Keine Entschädigung für vorläufiges Berufsverbot

Ein Anwalt hat keinen Anspruch auf Entschädigung wegen eines verhängten vorläufigen Berufsverbots im anwaltsgerichtlichen Verfahren. Laut Bundesgerichtshof sieht die Bundesrechtsanwaltsordnung dafür keine Rechtsgrundlage vor. Auch das Gesetz über die Entschädigung für Strafverfolgungsmaßnahmen sei bei einem disziplinarrechtlichen Verfahren nicht anwendbar.

Vertrauensunwürdiges Verhalten

Ein Anwalt verlangte festzustellen, dass ihm wegen eines vom Anwaltsgericht Brandenburg verhängten vorläufigen Berufsverbots dem Grunde nach eine Entschädigung zu leisten sei. Das Gericht hatte ihn im Dezember 2017 aus der Rechtsanwaltschaft ausgeschlossen und ein vorläufiges Berufsverbot nach §§ 150, 155 BRAO gegen ihn verhängt. Ihm wurde vorgeworfen, in den Jahren 2013 bis 2015 Zustellungen nicht entgegengenommen und die Empfangsbekenntnisse nicht mit Datum versehen unverzüglich erteilt zu haben. Zudem habe er einen Kläger vertreten, ohne dafür mandatiert gewesen zu sein. Überdies sei er trotz vorläufigen Berufsverbots tätig gewesen.

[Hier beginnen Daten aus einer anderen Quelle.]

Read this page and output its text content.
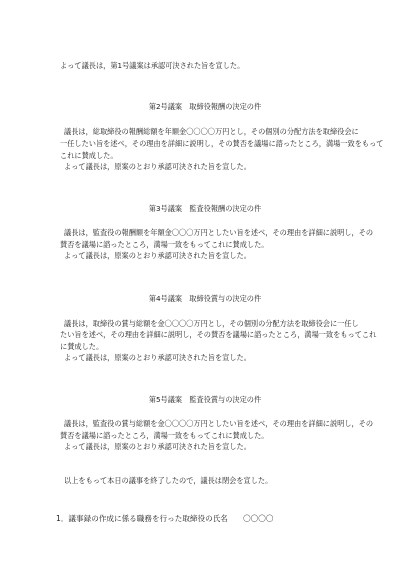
よって議長は，第1号議案は承認可決された旨を宣した。
第2号議案　取締役報酬の決定の件
議長は，総取締役の報酬総額を年額金〇〇〇〇万円とし，その個別の分配方法を取締役会に
一任したい旨を述べ，その理由を詳細に説明し，その賛否を議場に諮ったところ，満場一致をもって
これに賛成した。
よって議長は，原案のとおり承認可決された旨を宣した。
第3号議案　監査役報酬の決定の件
議長は，監査役の報酬額を年額金〇〇〇万円としたい旨を述べ，その理由を詳細に説明し，その
賛否を議場に諮ったところ，満場一致をもってこれに賛成した。
よって議長は，原案のとおり承認可決された旨を宣した。
第4号議案　取締役賞与の決定の件
議長は，取締役の賞与総額を金〇〇〇〇万円とし，その個別の分配方法を取締役会に一任し
たい旨を述べ，その理由を詳細に説明し，その賛否を議場に諮ったところ，満場一致をもってこれ
に賛成した。
よって議長は，原案のとおり承認可決された旨を宣した。
第5号議案　監査役賞与の決定の件
議長は，監査役の賞与総額を金〇〇〇〇万円としたい旨を述べ，その理由を詳細に説明し，その
賛否を議場に諮ったところ，満場一致をもってこれに賛成した。
よって議長は，原案のとおり承認可決された旨を宣した。
以上をもって本日の議事を終了したので，議長は閉会を宣した。
1．議事録の作成に係る職務を行った取締役の氏名　　〇〇〇〇
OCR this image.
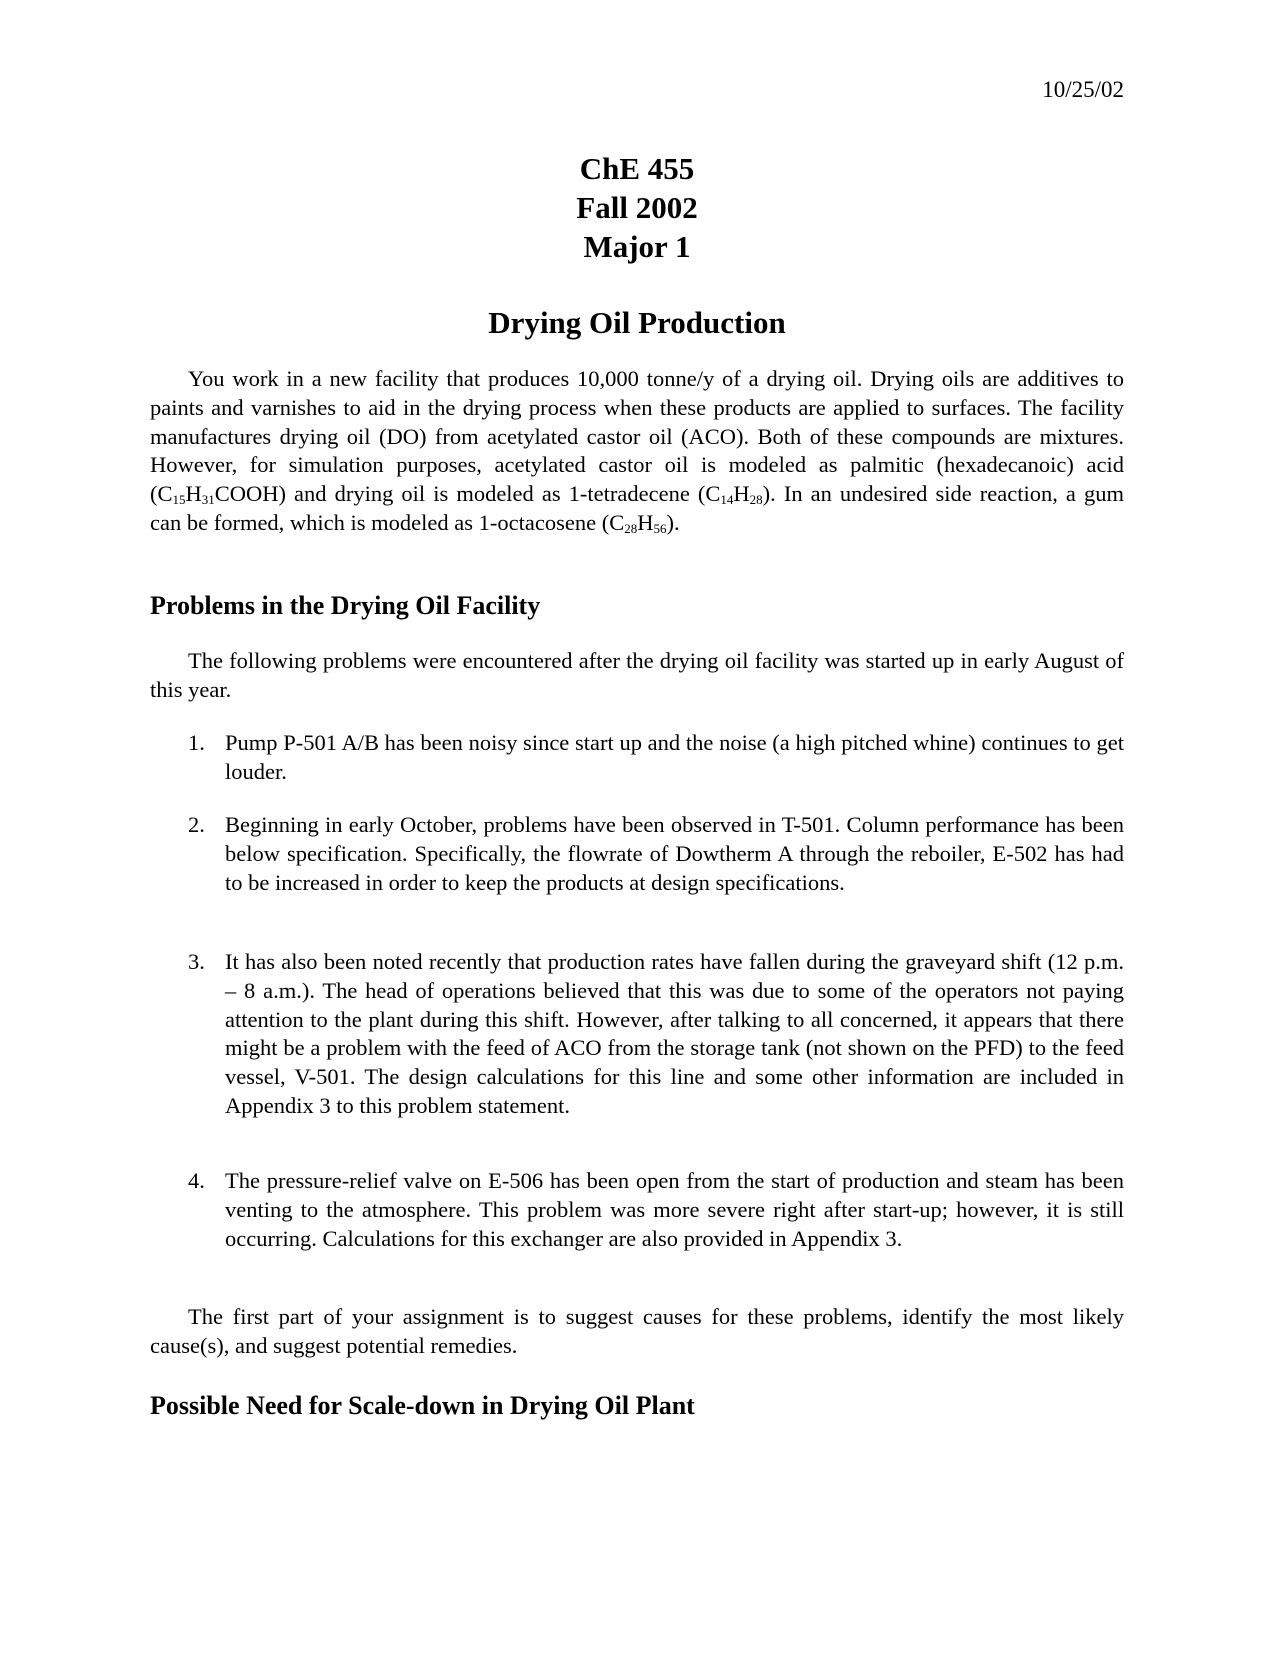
10/25/02
ChE 455
Fall 2002
Major 1
Drying Oil Production
You work in a new facility that produces 10,000 tonne/y of a drying oil. Drying oils are additives to paints and varnishes to aid in the drying process when these products are applied to surfaces. The facility manufactures drying oil (DO) from acetylated castor oil (ACO). Both of these compounds are mixtures. However, for simulation purposes, acetylated castor oil is modeled as palmitic (hexadecanoic) acid $(C_{15}H_{31}COOH)$ and drying oil is modeled as 1-tetradecene $(C_{14}H_{28})$. In an undesired side reaction, a gum can be formed, which is modeled as 1-octacosene $(C_{28}H_{56})$.
Problems in the Drying Oil Facility
The following problems were encountered after the drying oil facility was started up in early August of this year.
1. Pump P-501 A/B has been noisy since start up and the noise (a high pitched whine) continues to get louder.
2. Beginning in early October, problems have been observed in T-501. Column performance has been below specification. Specifically, the flowrate of Dowtherm A through the reboiler, E-502 has had to be increased in order to keep the products at design specifications.
3. It has also been noted recently that production rates have fallen during the graveyard shift (12 p.m. – 8 a.m.). The head of operations believed that this was due to some of the operators not paying attention to the plant during this shift. However, after talking to all concerned, it appears that there might be a problem with the feed of ACO from the storage tank (not shown on the PFD) to the feed vessel, V-501. The design calculations for this line and some other information are included in Appendix 3 to this problem statement.
4. The pressure-relief valve on E-506 has been open from the start of production and steam has been venting to the atmosphere. This problem was more severe right after start-up; however, it is still occurring. Calculations for this exchanger are also provided in Appendix 3.
The first part of your assignment is to suggest causes for these problems, identify the most likely cause(s), and suggest potential remedies.
Possible Need for Scale-down in Drying Oil Plant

AGH: Verweis und Geldbuße in Höhe von 15.000 Euro

Der Anwaltsgerichtshof Brandenburg hob das Urteil auf, stellte das Verfahren wegen Fehlens eines wirksamen Eröffnungsbeschlusses entsprechend § 260 Abs. 3 StPO ein und hob das vorläufige Berufsverbot auf. Nachdem der Anwalt erneut in denselben Themenkomplexen angeschuldigt wurde, verband das Anwaltsgericht sämtliche gegen ihn anhängige Verfahren. Es erteilte einen Verweis und verhängte eine Geldbuße in Höhe von 15.000 Euro gegen ihn. Der Anwaltsgerichtshof verwarf die Berufungen der Generalstaatsanwaltschaft und des Juristen, sah jedoch bei Letzterem die Geldbuße in Höhe von 2.000 Euro wegen einer Verfahrensverzögerung als bereits vollstreckt an. Die Revisionen von beiden scheiterten. Auch der Feststellungsantrag des Anwalts beim BGH blieb ohne Erfolg.

Fehlende Rechtsgrundlage

Für die begehrte Feststellung einer Entschädigungspflicht für das durch das Anwaltsgericht verhängte vorläufige Berufsverbot fehlte es dem Anwaltssenat zufolge bereits an einer Rechtsgrundlage. Das Gleiche gelte für die im anwaltsgerichtlichen Verfahren nach § 116 Abs. 1 Satz 2 BRAO ergänzend sinngemäß anzuwendenden Vorschriften des Gerichtsverfassungsgesetzes und der Strafprozessordnung. Die sich aus der Verweisung in § 116 Abs. 2 BRAO auf die Vorschriften des Siebzehnten Teils des Gerichtsverfassungsgesetzes ergebenden Entschädigungsansprüche wegen überlanger Dauer des anwaltsgerichtlichen Verfahrens seien hier nicht anwendbar. Denn es handele sich lediglich um einzelne Verfolgungsmaßnahmen. Eine Entschädigung nach dem Gesetz über die Entschädigung für Strafverfolgungsmaßnahmen (StrEG) komme ebenfalls nicht in Betracht. Es sei im anwaltsgerichtlichen Verfahren weder unmittelbar noch entsprechend anwendbar, da es sich dabei um kein Strafverfahren, sondern um ein eigenständiges Verfahren mit "Sühne- und Ordnungsfunktion" handele. Für etwaige Amtshaftungsansprüche nach § 839 BGB in Verbindung mit Art. 34 GG seien allein die Zivilkammern der LG zuständig.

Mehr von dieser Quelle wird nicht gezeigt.